Le Roi adoube Parsifal avant d’être adoubé par lui plus tard, et c’est ici qu’il faut parler du chant, à commencer par le chœur, d’une pureté et d’un mysticisme superbe dans toutes ses scènes au dernier acte, quand celui des filles fleurs, toutes de chair dévorée et pourrie, avait ébranlé la scène de Klingsor, qui porte la voix douce et froide du vétéran Wolfgang Koch.

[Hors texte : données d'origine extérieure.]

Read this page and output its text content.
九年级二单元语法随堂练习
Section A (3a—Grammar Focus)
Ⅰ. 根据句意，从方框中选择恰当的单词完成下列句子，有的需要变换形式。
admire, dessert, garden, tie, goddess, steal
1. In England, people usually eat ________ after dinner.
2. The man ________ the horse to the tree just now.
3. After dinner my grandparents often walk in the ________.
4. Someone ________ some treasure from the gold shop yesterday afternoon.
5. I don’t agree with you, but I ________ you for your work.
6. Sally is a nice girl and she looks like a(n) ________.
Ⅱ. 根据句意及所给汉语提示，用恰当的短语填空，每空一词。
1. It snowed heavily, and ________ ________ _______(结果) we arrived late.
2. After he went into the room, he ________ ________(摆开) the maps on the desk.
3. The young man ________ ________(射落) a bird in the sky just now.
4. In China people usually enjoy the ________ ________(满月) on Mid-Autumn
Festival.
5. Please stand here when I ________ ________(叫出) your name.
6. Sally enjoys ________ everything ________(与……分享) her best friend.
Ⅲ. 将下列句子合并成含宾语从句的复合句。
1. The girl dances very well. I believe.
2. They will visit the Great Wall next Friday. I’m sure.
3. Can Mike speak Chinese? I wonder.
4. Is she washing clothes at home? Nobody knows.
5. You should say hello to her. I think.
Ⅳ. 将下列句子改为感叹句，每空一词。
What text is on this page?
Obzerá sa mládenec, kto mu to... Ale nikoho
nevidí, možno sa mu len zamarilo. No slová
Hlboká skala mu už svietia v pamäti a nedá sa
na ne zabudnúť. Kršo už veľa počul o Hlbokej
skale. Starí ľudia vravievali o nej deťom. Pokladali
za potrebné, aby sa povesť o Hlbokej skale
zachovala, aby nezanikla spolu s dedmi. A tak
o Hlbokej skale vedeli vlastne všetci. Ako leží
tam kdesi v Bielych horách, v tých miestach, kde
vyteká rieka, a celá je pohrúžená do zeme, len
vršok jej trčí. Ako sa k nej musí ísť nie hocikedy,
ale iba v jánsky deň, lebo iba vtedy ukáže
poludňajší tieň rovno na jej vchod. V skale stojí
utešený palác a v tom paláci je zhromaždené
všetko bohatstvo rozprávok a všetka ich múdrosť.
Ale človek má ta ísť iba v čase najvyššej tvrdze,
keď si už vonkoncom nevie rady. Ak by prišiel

Christian Gerhaher surprend par un Amfortas totalement Liedersänger, dont toute la première scène trouve exactement le timbre et la glace utilisés pour son Notturno d’Otmar Schoeck au disque. Jonas Kaufmann revient à un rôle porté avec superbe à New York, enflammé au II face à une Nina Stemme plus assise dans le grave qu’à Zurich en mars bien qu’encore explosive dans l’aigu, et réapparaît exténué au III avant de retrouver sa mezza-voce pour assurer l’air final.

René Pape présente un Gurnemanz lui aussi fatigué au dernier acte, plus large et plus lyrique au I, pour une proposition stylistique qui serait plus adaptée à une direction comme celle de Daniel Barenboïm. Reste qu’à trois semaines de l’ouverture de Bayreuth, Munich a offert à nouveau une soirée d’exception dans une salle d’exception pour Wagner.